Descubrimos en la espectacular reflexión de Chesterton un mensaje que hace resonar en las apacibles fiestas navideñas los ecos nerviosos de un pasado en disputa, como en La batalla de la vida de Dickens los acontecimientos suceden sobre lo que antaño fue un despiadado campo de batalla, repleto de cadáveres e historias inconclusas. El amor que la Navidad exige de cada uno de nosotros no puede disociarse de una responsabilidad máxima, incómoda, difícil, que nos obliga a luchar contra tentaciones diarias, mundanas, enemigas de ese espíritu de solidaridad universal, que sólo persiste allí donde florecen los ejemplos y las rebeldías. Entonces imaginamos que Jesús, del linaje del Rey David, fue parido en una posada, en un establo o en una cueva; que pasó sus primeras horas en un pesebre, en un sitio a puertas abiertas, improvisado, rodeado de animales, que acoge hospitalariamente a quienes llegan a admirar el milagro, como a nosotros nos gusta admirar una buena historia.

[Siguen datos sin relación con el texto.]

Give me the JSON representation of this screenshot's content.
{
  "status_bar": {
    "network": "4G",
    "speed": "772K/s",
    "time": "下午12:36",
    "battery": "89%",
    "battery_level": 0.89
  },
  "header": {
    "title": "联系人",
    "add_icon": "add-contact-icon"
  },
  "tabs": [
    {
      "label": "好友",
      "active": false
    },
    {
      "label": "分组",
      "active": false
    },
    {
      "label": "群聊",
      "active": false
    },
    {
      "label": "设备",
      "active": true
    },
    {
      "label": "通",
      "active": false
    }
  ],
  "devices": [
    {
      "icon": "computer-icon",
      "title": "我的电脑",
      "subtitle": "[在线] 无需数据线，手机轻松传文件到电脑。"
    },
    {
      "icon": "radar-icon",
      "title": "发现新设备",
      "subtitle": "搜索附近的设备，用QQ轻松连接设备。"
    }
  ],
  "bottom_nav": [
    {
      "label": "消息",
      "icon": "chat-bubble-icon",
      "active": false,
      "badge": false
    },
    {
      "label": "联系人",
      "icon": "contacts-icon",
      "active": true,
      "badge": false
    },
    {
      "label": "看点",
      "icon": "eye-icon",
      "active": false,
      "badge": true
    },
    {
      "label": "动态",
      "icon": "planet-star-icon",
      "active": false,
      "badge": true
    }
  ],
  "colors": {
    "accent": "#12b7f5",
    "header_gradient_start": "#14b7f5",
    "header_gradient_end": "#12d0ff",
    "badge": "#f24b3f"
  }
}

Que el Dios omnipotente se encarnara en un bebé indefenso es una de esas aporías (otra, también señalada por Chesterton, es que Dios, en su Pasión, se abandonara a sí mismo y pareciera, en un momento de desesperación, volverse ateo) que da cuenta que la interrupción del tiempo lineal y homogéneo que es la Navidad, donde brillan la fraternidad, el juego, el encuentro y el regalo, llama a todos y todas a devenir un poco niños; a celebrar la Navidad como en la estrellada noche de Belén, hace dos milenios. Por eso Hannah Arendt, en una conjetura secular, piensa el nacimiento como condición fundamental de la política, como el milagro que la hace posible; porque con cada nacimiento, algo singularmente nuevo irrumpe en el mundo, se abren las puertas de lo inesperado y lo improbable. El espíritu del día de Navidad reclama que, para nosotros, Navidad sea todos los días. Que todos los días nos reafirmemos en la bondad y la justicia. Que todos los días apostemos, en esta tirada de dados que es la vida, por la posibilidad de un bautismo militante. Porque todos los días puede ser un año nuevo y mejor.